Relation is the key component of knowledge base, for example isA
relation, birth_in
relation, dependency
relation in sentences and so on. These relations can be represented as a triple as <lEntity, rel, rEntity>
. This proposal gives an innovation idea to generate relation and entity embedding by a matrix factorization approach.
We can represent entities and relations in the latent vector space, that is to say we represent an entity as a n demension vector
and a relation as n*n demension matrix
. Given a specific relation <l, rel, r>
, we can give it a score as El_T * Rel * Er
(vector * matrix * vector). To make it a classification problem, we can use Sigmoid or Hinge loss function as output.
The training data is the relations of a knowledge base or dependencies of all sentences, represented as a list of <lEntity, rel, rEntity>
triples. Because there are only positive data, we should produce negtive data. Here, we use random negtive sampling method to produce negtive data when training.
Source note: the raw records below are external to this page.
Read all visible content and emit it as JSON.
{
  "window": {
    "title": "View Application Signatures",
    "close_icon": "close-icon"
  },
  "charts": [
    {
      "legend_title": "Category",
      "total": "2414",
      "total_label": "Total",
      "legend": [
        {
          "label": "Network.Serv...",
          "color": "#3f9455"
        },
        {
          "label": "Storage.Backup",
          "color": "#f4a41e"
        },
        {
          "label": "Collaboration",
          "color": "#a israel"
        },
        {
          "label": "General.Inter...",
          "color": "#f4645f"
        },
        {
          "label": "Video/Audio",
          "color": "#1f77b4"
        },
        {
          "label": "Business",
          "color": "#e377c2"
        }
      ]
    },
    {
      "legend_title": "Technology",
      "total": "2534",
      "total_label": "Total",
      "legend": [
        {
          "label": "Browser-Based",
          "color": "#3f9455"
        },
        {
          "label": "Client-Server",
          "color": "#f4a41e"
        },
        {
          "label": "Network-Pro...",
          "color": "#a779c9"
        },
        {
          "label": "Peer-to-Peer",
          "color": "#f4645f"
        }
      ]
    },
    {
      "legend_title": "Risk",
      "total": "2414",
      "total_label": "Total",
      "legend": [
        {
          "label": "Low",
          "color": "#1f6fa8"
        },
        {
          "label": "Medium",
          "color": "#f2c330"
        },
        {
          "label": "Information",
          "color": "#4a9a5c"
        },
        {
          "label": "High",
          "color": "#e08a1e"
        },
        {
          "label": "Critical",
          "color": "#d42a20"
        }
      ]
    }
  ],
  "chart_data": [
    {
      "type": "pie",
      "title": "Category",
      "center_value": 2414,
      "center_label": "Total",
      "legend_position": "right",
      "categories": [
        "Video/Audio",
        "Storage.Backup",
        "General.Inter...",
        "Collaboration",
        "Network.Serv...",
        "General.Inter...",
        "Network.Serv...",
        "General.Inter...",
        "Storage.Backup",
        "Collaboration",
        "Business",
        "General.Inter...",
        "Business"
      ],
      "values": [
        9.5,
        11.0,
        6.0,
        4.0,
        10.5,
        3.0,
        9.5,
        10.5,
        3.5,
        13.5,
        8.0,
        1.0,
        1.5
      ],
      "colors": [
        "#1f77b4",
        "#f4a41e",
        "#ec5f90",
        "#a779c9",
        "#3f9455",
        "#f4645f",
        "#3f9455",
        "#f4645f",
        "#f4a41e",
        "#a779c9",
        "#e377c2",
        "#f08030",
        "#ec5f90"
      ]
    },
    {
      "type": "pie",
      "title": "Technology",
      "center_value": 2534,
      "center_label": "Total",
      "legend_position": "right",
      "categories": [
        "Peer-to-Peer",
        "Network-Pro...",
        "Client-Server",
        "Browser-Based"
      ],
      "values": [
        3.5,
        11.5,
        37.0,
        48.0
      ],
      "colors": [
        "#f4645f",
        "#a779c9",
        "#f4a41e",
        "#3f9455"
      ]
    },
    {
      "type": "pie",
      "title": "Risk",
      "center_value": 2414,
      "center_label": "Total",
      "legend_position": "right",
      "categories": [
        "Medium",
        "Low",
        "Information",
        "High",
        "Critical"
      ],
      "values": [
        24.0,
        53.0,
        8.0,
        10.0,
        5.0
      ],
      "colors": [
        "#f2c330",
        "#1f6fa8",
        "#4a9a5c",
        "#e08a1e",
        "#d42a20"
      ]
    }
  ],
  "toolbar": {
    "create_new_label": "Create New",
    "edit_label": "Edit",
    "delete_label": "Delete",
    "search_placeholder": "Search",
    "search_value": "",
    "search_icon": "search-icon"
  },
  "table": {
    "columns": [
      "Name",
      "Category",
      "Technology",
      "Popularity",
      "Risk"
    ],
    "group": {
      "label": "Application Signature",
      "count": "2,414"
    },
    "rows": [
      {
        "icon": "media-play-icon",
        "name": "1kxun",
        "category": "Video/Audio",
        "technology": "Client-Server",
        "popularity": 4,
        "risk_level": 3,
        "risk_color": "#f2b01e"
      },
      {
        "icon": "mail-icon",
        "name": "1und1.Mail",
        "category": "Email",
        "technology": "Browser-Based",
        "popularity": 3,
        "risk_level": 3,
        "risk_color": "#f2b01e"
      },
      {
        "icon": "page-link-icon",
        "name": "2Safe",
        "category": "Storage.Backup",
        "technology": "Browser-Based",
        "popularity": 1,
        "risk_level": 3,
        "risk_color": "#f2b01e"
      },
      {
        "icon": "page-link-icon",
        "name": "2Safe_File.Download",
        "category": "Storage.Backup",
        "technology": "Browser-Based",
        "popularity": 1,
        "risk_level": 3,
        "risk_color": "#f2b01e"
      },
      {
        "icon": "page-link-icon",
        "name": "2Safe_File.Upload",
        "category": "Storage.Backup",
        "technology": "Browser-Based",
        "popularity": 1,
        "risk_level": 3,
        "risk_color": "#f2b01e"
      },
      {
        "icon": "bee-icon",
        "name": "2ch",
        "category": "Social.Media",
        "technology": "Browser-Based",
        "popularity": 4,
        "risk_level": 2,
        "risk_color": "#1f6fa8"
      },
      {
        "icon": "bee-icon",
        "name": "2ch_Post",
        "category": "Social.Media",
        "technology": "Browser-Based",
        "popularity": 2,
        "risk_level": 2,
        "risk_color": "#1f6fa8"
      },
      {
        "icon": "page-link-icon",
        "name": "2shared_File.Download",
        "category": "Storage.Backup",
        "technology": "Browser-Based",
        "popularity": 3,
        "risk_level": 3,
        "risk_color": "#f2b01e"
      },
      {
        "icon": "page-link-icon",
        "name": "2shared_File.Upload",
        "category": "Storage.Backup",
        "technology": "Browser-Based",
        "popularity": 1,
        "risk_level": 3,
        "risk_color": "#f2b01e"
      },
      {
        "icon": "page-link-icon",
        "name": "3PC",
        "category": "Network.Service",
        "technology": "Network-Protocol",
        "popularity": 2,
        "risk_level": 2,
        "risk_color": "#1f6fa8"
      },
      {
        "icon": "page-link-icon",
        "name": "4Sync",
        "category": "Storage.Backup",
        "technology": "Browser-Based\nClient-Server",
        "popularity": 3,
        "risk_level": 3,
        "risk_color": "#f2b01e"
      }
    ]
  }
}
Now, we use the simple SGD approach to train the model.
Our approach uses only the relation data of knowledge bases and do not use any extern resources, so our approach is more flexible and can be used in any knowledge base or anything with relations.
Our approach will produce the embedding of entities and relations after training, we can use it to predict relations given any two components of the triple <lEntity, rel, rEntity>
. And the embeddings can also be used in other tasks if needed.